The other major cut is to the Asteroid Redirect Mission. This was a proposed mission where an asteroid would be moved into lunar orbit, and astronauts aboard the Orion spacecraft – which maintains funding alongside the Space Launch System (SLS) rocket – would fly to it and study it.
“We remain committed to the next human missions to deep space, but we will not pursue the Asteroid Redirect Mission (ARM) with this budget,” said Lightfoot, although he noted that some developments from the project – like solar electric propulsion – would be retained.
This mission has been up for the chop for a while, as some bemoaned its lack of clear purpose. Nonetheless, it leaves NASA’s manned exploration with very little direction in place. The budget makes no specific mention of focusing on getting humans to the Moon or Mars, although it does pledge funding to support “astronauts on deep-space missions”.

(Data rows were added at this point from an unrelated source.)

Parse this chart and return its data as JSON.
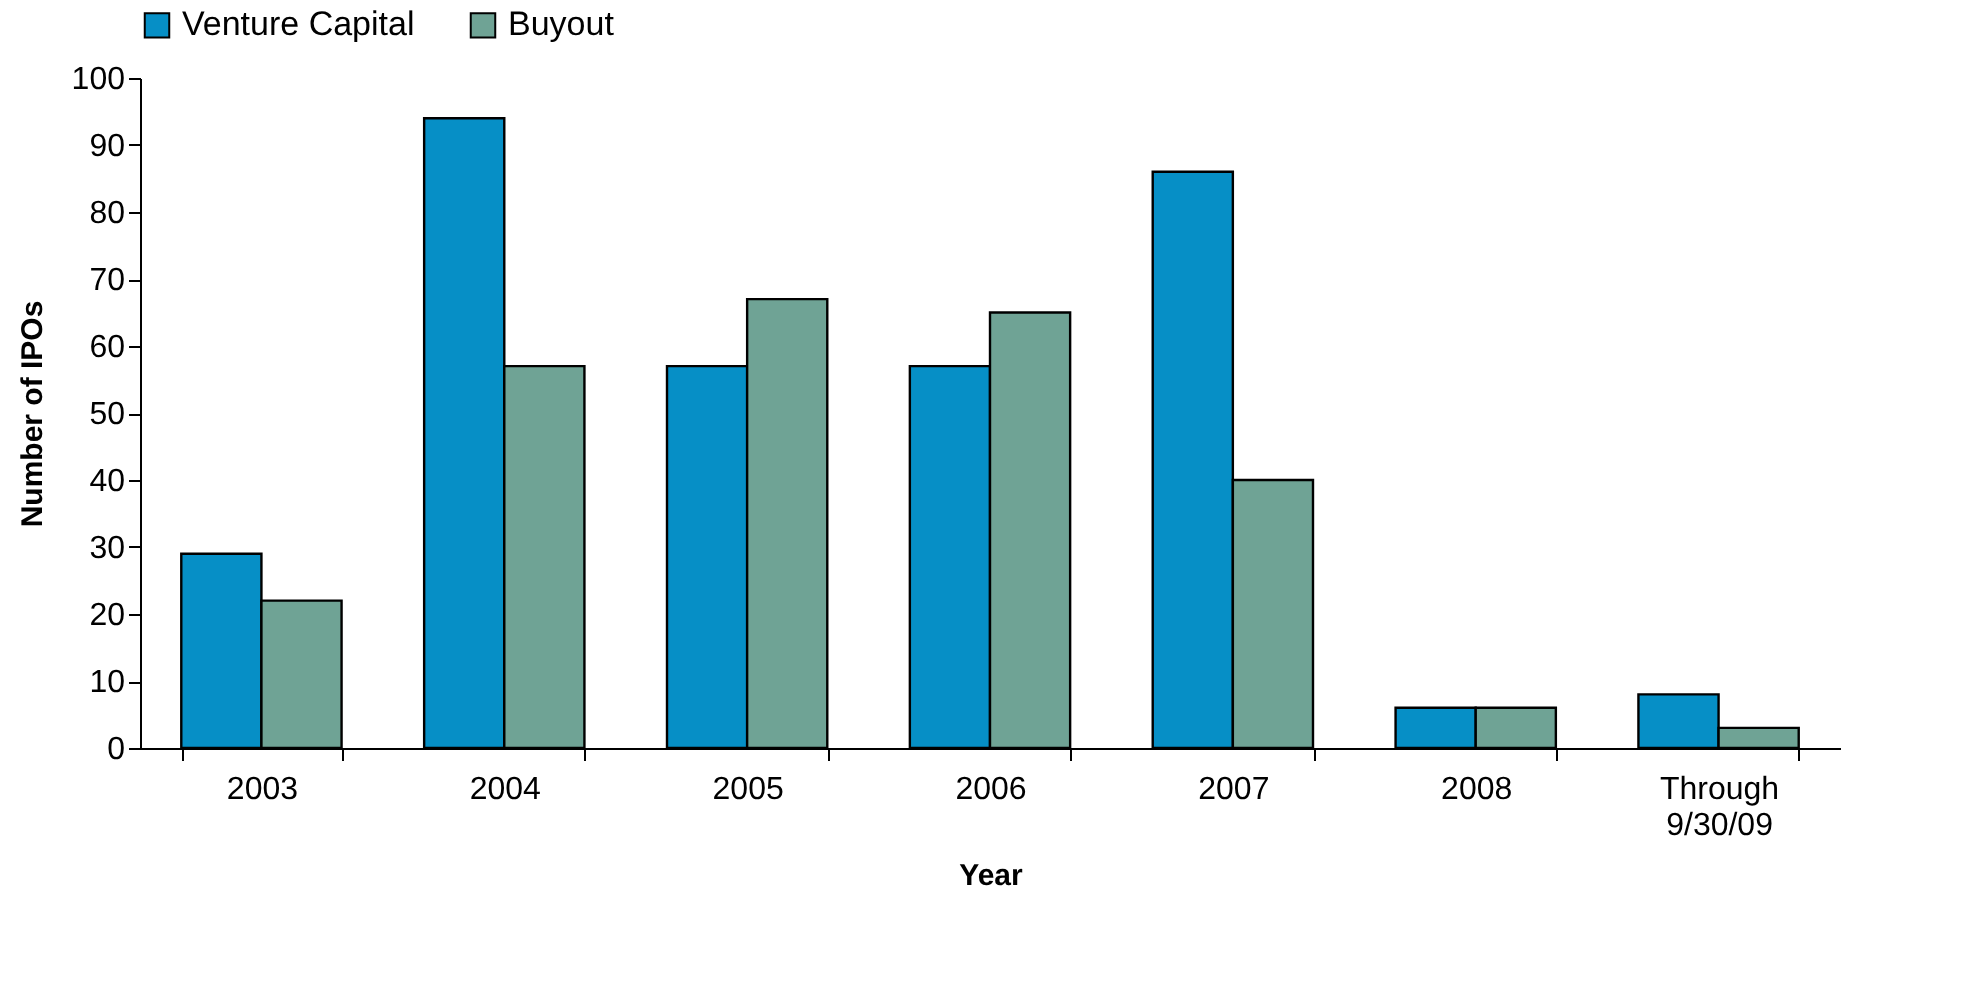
{
  "chart_data": {
    "type": "bar",
    "xlabel": "Year",
    "ylabel": "Number of IPOs",
    "categories": [
      "2003",
      "2004",
      "2005",
      "2006",
      "2007",
      "2008",
      "Through\n9/30/09"
    ],
    "series": [
      {
        "name": "Venture Capital",
        "color": "#068fc6",
        "values": [
          29,
          94,
          57,
          57,
          86,
          6,
          8
        ]
      },
      {
        "name": "Buyout",
        "color": "#6fa395",
        "values": [
          22,
          57,
          67,
          65,
          40,
          6,
          3
        ]
      }
    ],
    "ylim": [
      0,
      100
    ],
    "yticks": [
      0,
      10,
      20,
      30,
      40,
      50,
      60,
      70,
      80,
      90,
      100
    ],
    "grid": false,
    "legend": "top"
  }
}
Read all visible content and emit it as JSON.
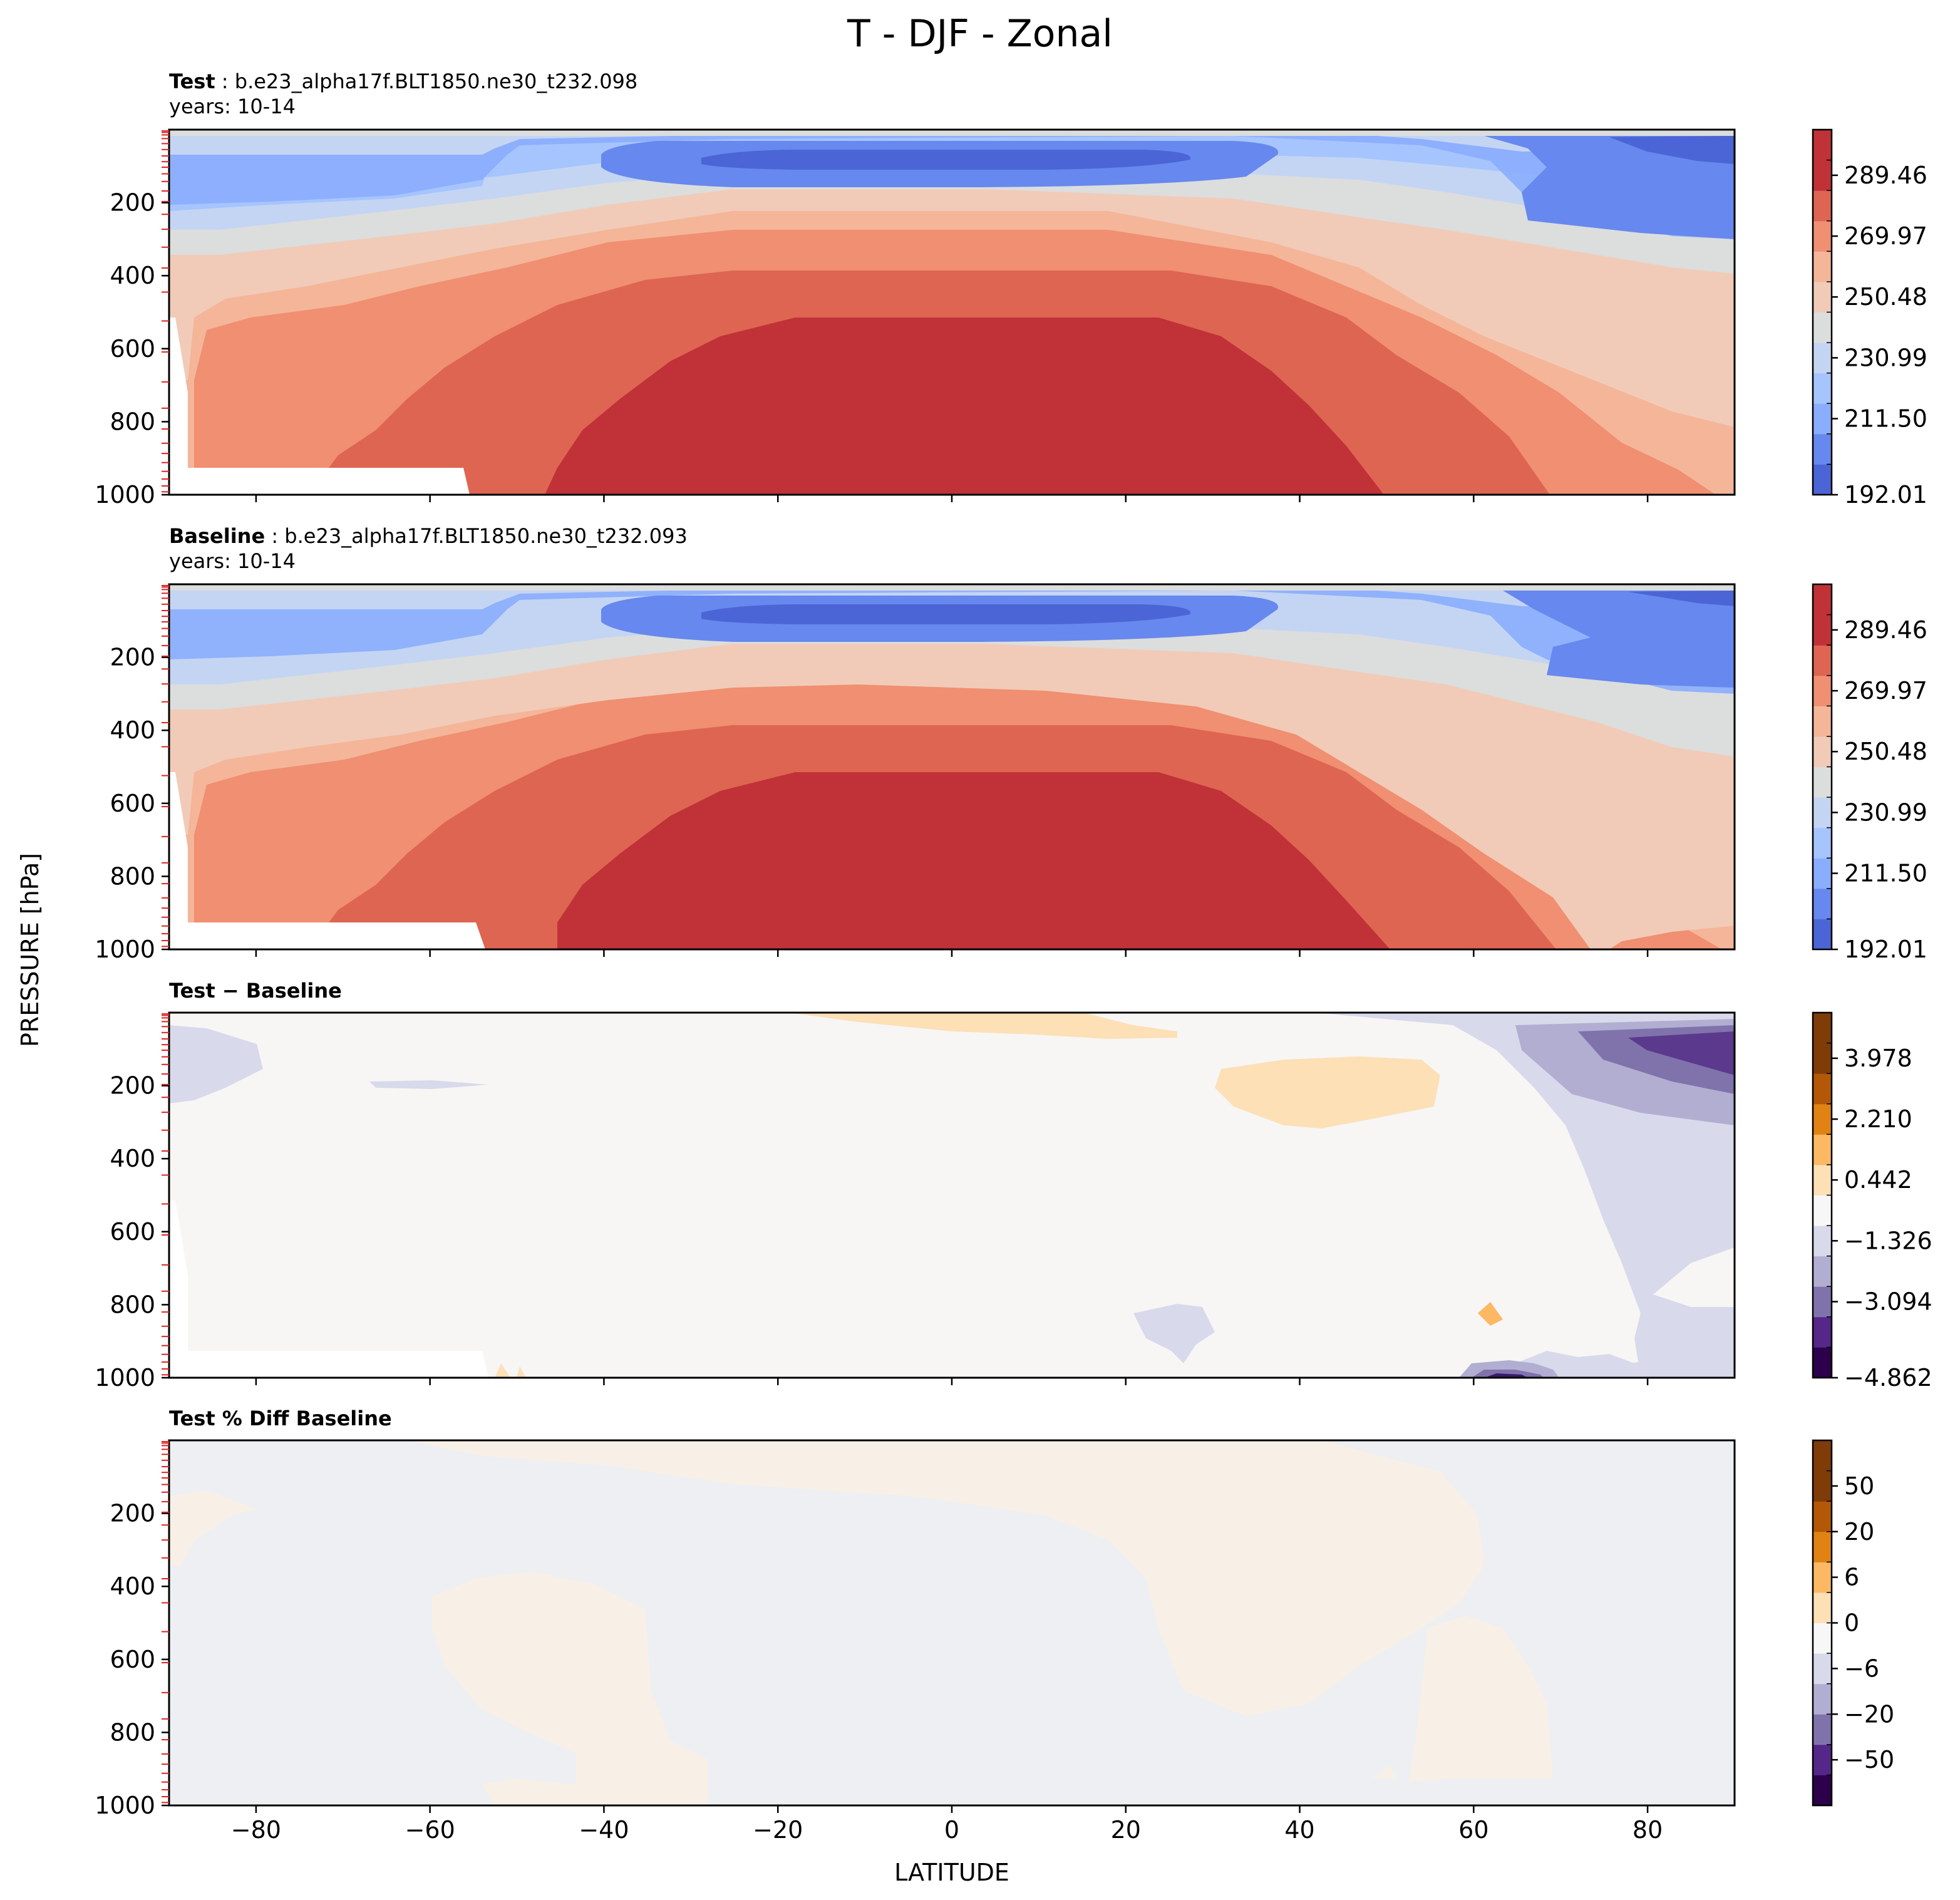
{
  "figure": {
    "title": "T - DJF - Zonal",
    "ylabel": "PRESSURE [hPa]",
    "xlabel": "LATITUDE"
  },
  "panels": [
    {
      "title_bold": "Test",
      "title_sep": " : ",
      "title_rest": "b.e23_alpha17f.BLT1850.ne30_t232.098",
      "subtitle": "years: 10-14"
    },
    {
      "title_bold": "Baseline",
      "title_sep": " : ",
      "title_rest": "b.e23_alpha17f.BLT1850.ne30_t232.093",
      "subtitle": "years: 10-14"
    },
    {
      "title_bold": "Test − Baseline",
      "title_sep": "",
      "title_rest": "",
      "subtitle": ""
    },
    {
      "title_bold": "Test % Diff Baseline",
      "title_sep": "",
      "title_rest": "",
      "subtitle": ""
    }
  ],
  "chart_data": [
    {
      "type": "heatmap",
      "title": "Test : b.e23_alpha17f.BLT1850.ne30_t232.098",
      "subtitle": "years: 10-14",
      "xlabel": "LATITUDE",
      "ylabel": "PRESSURE [hPa]",
      "xlim": [
        -90,
        90
      ],
      "ylim": [
        1000,
        0
      ],
      "xticks": [
        -80,
        -60,
        -40,
        -20,
        0,
        20,
        40,
        60,
        80
      ],
      "yticks": [
        200,
        400,
        600,
        800,
        1000
      ],
      "colorbar": {
        "cmap": "coolwarm",
        "levels": 12,
        "ticks": [
          "289.46",
          "269.97",
          "250.48",
          "230.99",
          "211.50",
          "192.01"
        ]
      }
    },
    {
      "type": "heatmap",
      "title": "Baseline : b.e23_alpha17f.BLT1850.ne30_t232.093",
      "subtitle": "years: 10-14",
      "xlabel": "LATITUDE",
      "ylabel": "PRESSURE [hPa]",
      "xlim": [
        -90,
        90
      ],
      "ylim": [
        1000,
        0
      ],
      "xticks": [
        -80,
        -60,
        -40,
        -20,
        0,
        20,
        40,
        60,
        80
      ],
      "yticks": [
        200,
        400,
        600,
        800,
        1000
      ],
      "colorbar": {
        "cmap": "coolwarm",
        "levels": 12,
        "ticks": [
          "289.46",
          "269.97",
          "250.48",
          "230.99",
          "211.50",
          "192.01"
        ]
      }
    },
    {
      "type": "heatmap",
      "title": "Test − Baseline",
      "xlabel": "LATITUDE",
      "ylabel": "PRESSURE [hPa]",
      "xlim": [
        -90,
        90
      ],
      "ylim": [
        1000,
        0
      ],
      "xticks": [
        -80,
        -60,
        -40,
        -20,
        0,
        20,
        40,
        60,
        80
      ],
      "yticks": [
        200,
        400,
        600,
        800,
        1000
      ],
      "colorbar": {
        "cmap": "PuOr_r",
        "levels": 12,
        "ticks": [
          "3.978",
          "2.210",
          "0.442",
          "−1.326",
          "−3.094",
          "−4.862"
        ]
      }
    },
    {
      "type": "heatmap",
      "title": "Test % Diff Baseline",
      "xlabel": "LATITUDE",
      "ylabel": "PRESSURE [hPa]",
      "xlim": [
        -90,
        90
      ],
      "ylim": [
        1000,
        0
      ],
      "xticks": [
        -80,
        -60,
        -40,
        -20,
        0,
        20,
        40,
        60,
        80
      ],
      "yticks": [
        200,
        400,
        600,
        800,
        1000
      ],
      "colorbar": {
        "cmap": "PuOr_r",
        "levels": 14,
        "ticks": [
          "50",
          "20",
          "6",
          "0",
          "−6",
          "−20",
          "−50"
        ]
      }
    }
  ]
}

The other big losers are aeronautics, which is cut by 26.6 percent, and the Office of Education, which would be scrapped. Support would be maintained for NASA’s commercial endeavors, though, which includes funding companies like SpaceX and Boeing to begin taking astronauts to low-Earth orbit in the next few years.
There are certainly some questionable decisions here. While NASA’s funding remains stable, those hoping Trump wouldn’t be aiming his chopping block at climate science and education are in for a bit of a shock. Save us, James Mattis – you’re our only hope.